She paused, considering.

“Jurys like things simple,” Pam said. “Nobody gives them a thing that's hard to believe if there's any other way.”

(Bill must have told me that, sometime, Pam North thought.)

“But this isn't hard to—” Faith said, and did not finish.

“Not for you,” Pam said. “You obviously know lots about it. Helping in Jamey's experiments and everything—working with him. I wonder—how does it feel to be hypnotized?”

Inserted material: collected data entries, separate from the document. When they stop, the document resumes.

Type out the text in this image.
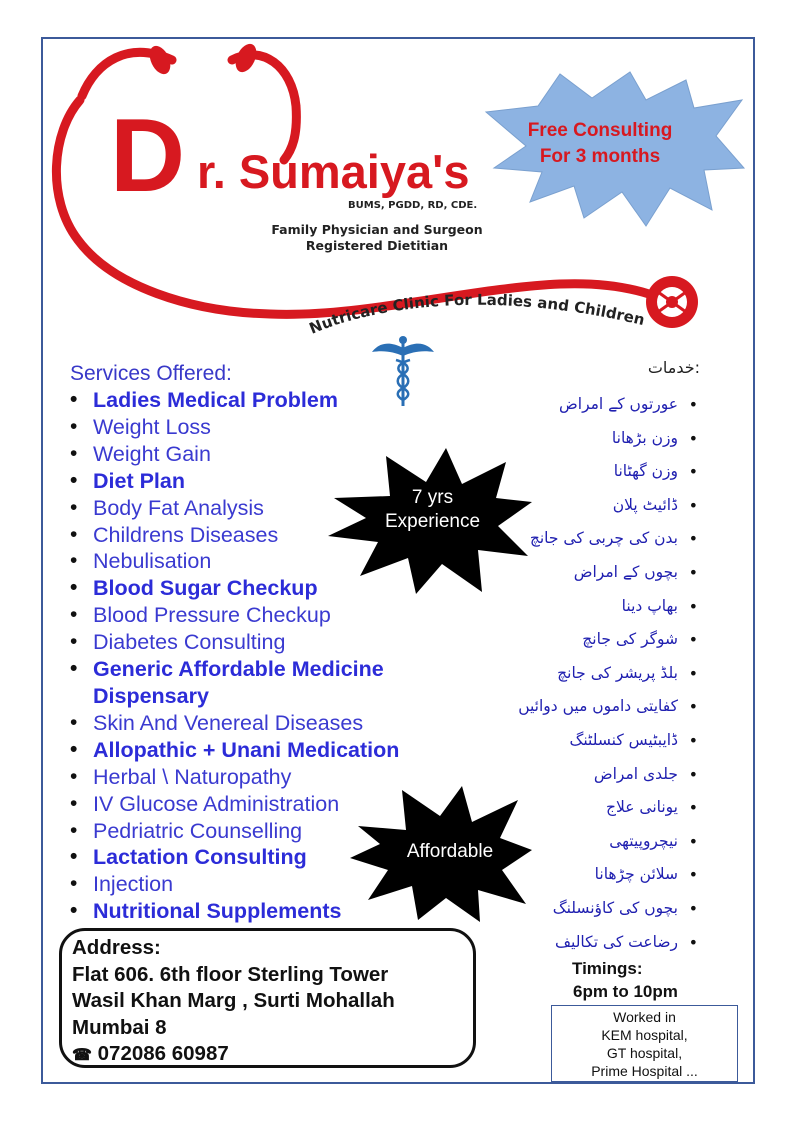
Nutricare Clinic For Ladies and Children
Free Consulting
For 3 months
D r. Sumaiya's
BUMS, PGDD, RD, CDE.
Family Physician and Surgeon
Registered Dietitian
Services Offered:
• Ladies Medical Problem
• Weight Loss
• Weight Gain
• Diet Plan
• Body Fat Analysis
• Childrens Diseases
• Nebulisation
• Blood Sugar Checkup
• Blood Pressure Checkup
• Diabetes Consulting
• Generic Affordable Medicine Dispensary
• Skin And Venereal Diseases
• Allopathic + Unani Medication
• Herbal \ Naturopathy
• IV Glucose Administration
• Pedriatric Counselling
• Lactation Consulting
• Injection
• Nutritional Supplements
خدمات:
• عورتوں کے امراض
• وزن بڑھانا
• وزن گھٹانا
• ڈائیٹ پلان
• بدن کی چربی کی جانچ
• بچوں کے امراض
• بھاپ دینا
• شوگر کی جانچ
• بلڈ پریشر کی جانچ
• کفایتی داموں میں دوائیں
• ڈایبٹیس کنسلٹنگ
• جلدی امراض
• یونانی علاج
• نیچروپیتھی
• سلائن چڑھانا
• بچوں کی کاؤنسلنگ
• رضاعت کی تکالیف
7 yrs
Experience
Affordable
Address:
Flat 606. 6th floor Sterling Tower
Wasil Khan Marg , Surti Mohallah
Mumbai 8
☎ 072086 60987
Timings:
6pm to 10pm
Worked in
KEM hospital,
GT hospital,
Prime Hospital ...
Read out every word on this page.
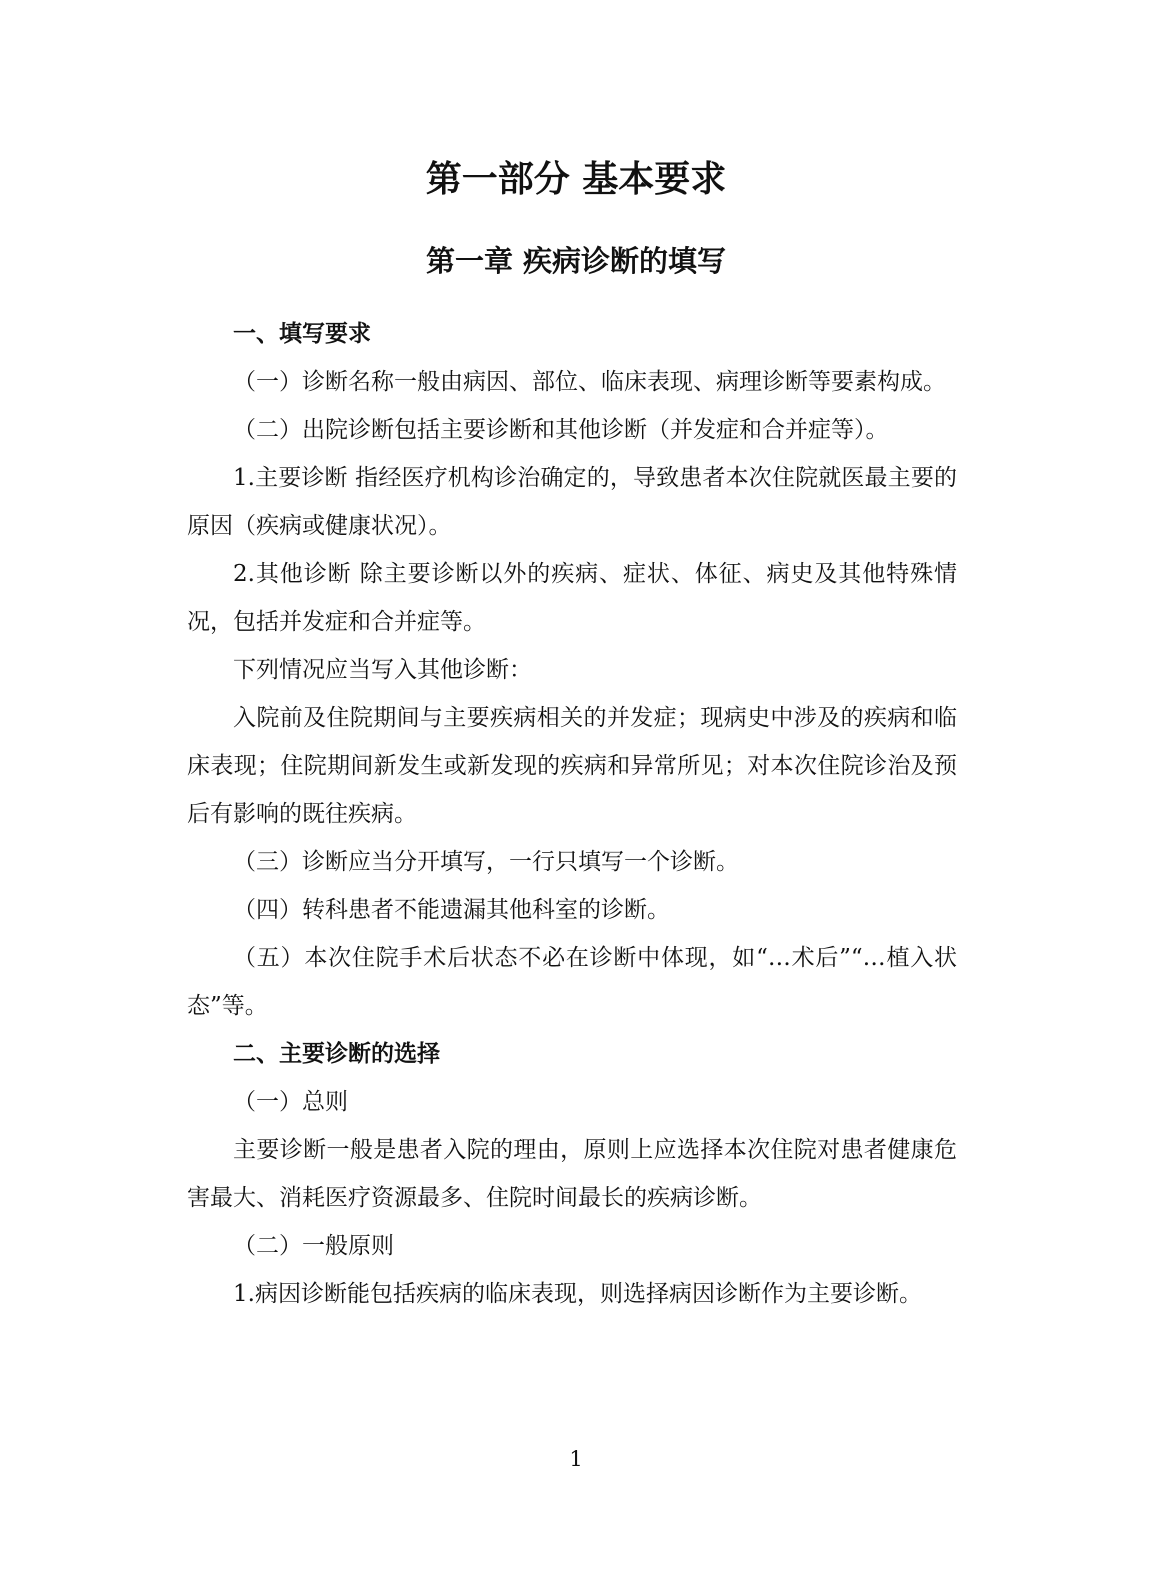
第一部分 基本要求
第一章 疾病诊断的填写
一、填写要求

（一）诊断名称一般由病因、部位、临床表现、病理诊断等要素构成。

（二）出院诊断包括主要诊断和其他诊断（并发症和合并症等）。

1.主要诊断 指经医疗机构诊治确定的，导致患者本次住院就医最主要的原因（疾病或健康状况）。

2.其他诊断 除主要诊断以外的疾病、症状、体征、病史及其他特殊情况，包括并发症和合并症等。

下列情况应当写入其他诊断：

入院前及住院期间与主要疾病相关的并发症；现病史中涉及的疾病和临床表现；住院期间新发生或新发现的疾病和异常所见；对本次住院诊治及预后有影响的既往疾病。

（三）诊断应当分开填写，一行只填写一个诊断。

（四）转科患者不能遗漏其他科室的诊断。

（五）本次住院手术后状态不必在诊断中体现，如“…术后”“…植入状态”等。

二、主要诊断的选择

（一）总则

主要诊断一般是患者入院的理由，原则上应选择本次住院对患者健康危害最大、消耗医疗资源最多、住院时间最长的疾病诊断。

（二）一般原则

1.病因诊断能包括疾病的临床表现，则选择病因诊断作为主要诊断。

1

“How?” Faith said. “Oh—Jamey never hypnotized me, Mrs. North. Not because I wasn't willing. I just wasn't one of those who can be hypnotized. Maybe I'm not bright enough.” She almost smiled; a watery almost-smile. “There's probably some correlation between intelligence and susceptibility,” she said. “Anyway, the feeble-minded can't be hypnotized, or almost never can. Oh—he could get me to relax and feel sleepy. And then he'd say, ‘Your eyelids are locked tightly together. You cannot open them.' And—I'd open them. Every time. So—”

She stopped talking and stood up. She looked at her watch and said she must go now.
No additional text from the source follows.